While both of the earlier chancellors also were controversial public figures, Kissinger's installation in the largely ceremonial office came just weeks after Harper's Magazine published a long article damning the former secretary of state as a war criminal.

The article helped spur a protest movement on campus in which some members of the faculty spoke out against Kissinger's record, a scholar and a journalist slammed Kissinger in a'60s-style "teach-in," and students circulated a petition demanding the revocation of Kissinger's appointment.

Kissinger, noted for his involvement in the opening of China and the end of the Vietnam War, was President Nixon's national security adviser and served as secretary of state from 1973 to 1977 under Nixon and President Ford.

In his brief speech, Kissinger began by defending himself against critics with the observation that policy makers have a much more difficult task than the professors who study their actions.

"As a policy maker, the problems are imposed on you," he said. "You cannot choose your sub- ject."

Kissinger also said that a policy maker operates in a complicated world filled with people and societies governed by differing values. A policy maker's actions, he said, must "strike a balance between his values and his necessities."

The United States is a protector of values that include freedom and democracy, Kissinger said, but in the modern world that means being involved in a "permanent process" that requires a different approach in different regions.

The approach that works in Western Europe and other places guided by democracy and market economics will not work in Asia, where governments are more concerned about the balance of regional power, Kissinger said.

The Middle East, characterized by religious and ideological wars, requires a third approach, he said. And Africa, where living standards are so low in places that the conditions appeal to human conscience, requires still another approach.

"We are the one country that has an impact in all these regions simultaneously," he said.

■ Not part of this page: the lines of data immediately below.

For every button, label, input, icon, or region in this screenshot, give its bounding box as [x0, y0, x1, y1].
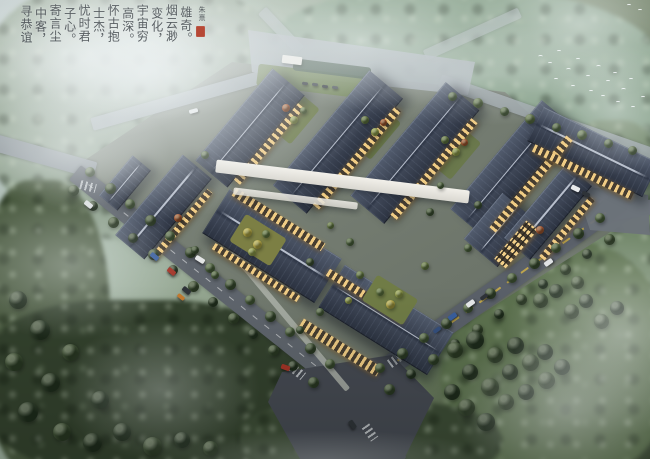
tree [268, 345, 279, 356]
calligraphy-signature: 朱熹 [197, 6, 207, 22]
tree [41, 373, 60, 392]
tree [474, 201, 482, 209]
tree [437, 182, 444, 189]
calligraphy-column: 怀古抱 [107, 4, 119, 92]
tree [265, 311, 276, 322]
tree [245, 295, 255, 305]
calligraphy-column: 寄言尘 [49, 4, 61, 92]
tree [346, 238, 354, 246]
tree [253, 240, 262, 249]
tree [419, 333, 429, 343]
tree [18, 402, 38, 422]
calligraphy-column: 变化， [151, 7, 163, 92]
tree [395, 290, 403, 298]
calligraphy-column: 宇宙穷 [136, 4, 148, 92]
tree [53, 423, 71, 441]
tree [426, 208, 434, 216]
tree [428, 354, 439, 365]
tree [494, 309, 504, 319]
tree [397, 348, 408, 359]
calligraphy-column: 子心。 [64, 7, 76, 92]
tree [356, 271, 364, 279]
tree [285, 327, 295, 337]
aerial-campus-rendering: 雄奇。烟云渺变化，宇宙穷高深。怀古抱士杰，忧时君子心。寄言尘中客，寻恭谊 朱熹 [0, 0, 650, 459]
tree [305, 343, 316, 354]
tree [327, 222, 334, 229]
tree [306, 258, 314, 266]
tree [447, 342, 463, 358]
tree [380, 119, 387, 126]
tree [211, 271, 219, 279]
tree [384, 384, 395, 395]
tree [441, 136, 449, 144]
tree [345, 297, 352, 304]
tree [325, 359, 335, 369]
calligraphy-poem: 雄奇。烟云渺变化，宇宙穷高深。怀古抱士杰，忧时君子心。寄言尘中客，寻恭谊 [20, 4, 192, 92]
tree [248, 248, 256, 256]
tree [375, 363, 385, 373]
tree [5, 353, 23, 371]
tree [452, 148, 460, 156]
tree [225, 279, 236, 290]
tree [208, 297, 218, 307]
tree [595, 213, 605, 223]
tree [464, 244, 472, 252]
tree [228, 313, 239, 324]
calligraphy-column: 高深。 [122, 7, 134, 92]
calligraphy-column: 寻恭谊 [20, 5, 32, 92]
tree [376, 288, 384, 296]
tree [262, 230, 270, 238]
tree [371, 128, 379, 136]
calligraphy-column: 士杰， [93, 7, 105, 92]
tree [308, 377, 319, 388]
calligraphy-column: 雄奇。 [180, 6, 192, 92]
tree [243, 228, 252, 237]
tree [573, 228, 584, 239]
calligraphy-column: 烟云渺 [165, 4, 177, 92]
tree [421, 262, 429, 270]
tree [296, 326, 304, 334]
tree [191, 246, 199, 254]
tree [248, 329, 258, 339]
calligraphy-column: 忧时君 [78, 4, 90, 92]
tree [536, 226, 544, 234]
tree [461, 139, 468, 146]
tree [466, 331, 484, 349]
tree [316, 308, 324, 316]
tree [386, 300, 395, 309]
tree [507, 273, 517, 283]
tree [406, 369, 416, 379]
red-seal-stamp [196, 26, 205, 37]
calligraphy-column: 中客， [35, 7, 47, 92]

W&M President Timothy J. Sullivan, speaking after Kissinger, praised the new chancellor as a great man who can give students a worldwide perspective and serve as a model for qualities of courageous, principled leadership.

Both speeches drew loud applause from an audience that included former Govs. Linwood Holton and Gerald L. Baliles and former state Sen. Hunter B. Andrews of Hampton.

Cynthia Andrews, wife of the former state senator, said she sat near a group of protesters and considered taking action herself to silence them even though she's 80.

The most visible protesters were black-gowned seniors who unfurled a bedsheet-sized banner, "Kissinger Kills," attached to two crutches.

"I almost got out of my seat and bopped'em on the head," Mrs. Andrews said.

A number of students interviewed before the ceremony said they didn't know enough about Kissinger's history to have an opinion on his fitness to serve as chancellor. Several others said they trusted the wisdom of college officials to make the decision.

Outside William and Mary Hall after the ceremony, a group of about 40 protesters, most students, stood chanting and holding signs with slogans including "Go Home Henry" and "War Crimes." They alternately sang the school's alma mater and chanted slogans including, "We are William and Mary."

Joseph Catron, a sophomore from Hopewell who helped organize the protest, said he felt the inside protest "didn't go over as well as we'd hoped" because alumni, parents and other W&M supporters far outnumbered students in the audience.

He and others involved in the protest said they would continue a petition drive protesting Kissinger's appointment.

Ryan Devlin, a senior whose mother is Chilean, held one side of a Chilean flag to protest Kissinger's support of a dictator whose regime is blamed for the death, torture and disappearance of thousands who opposed the government.

"I can't accept, as a Chilean-American, even having this man on my campus," Devlin said. "I'm doing this for my mother."

Also at yesterday's ceremony, W&M gave an honorary doctor of public service degree to Lawrence S. Eagleburger, a former secretary of state who had served four years on the W&M board of visitors.

Adulphus C. Hailstork, a musician and composer who was named Virginia's cultural laureate in 1992, received an honorary doctor of humane letters degree.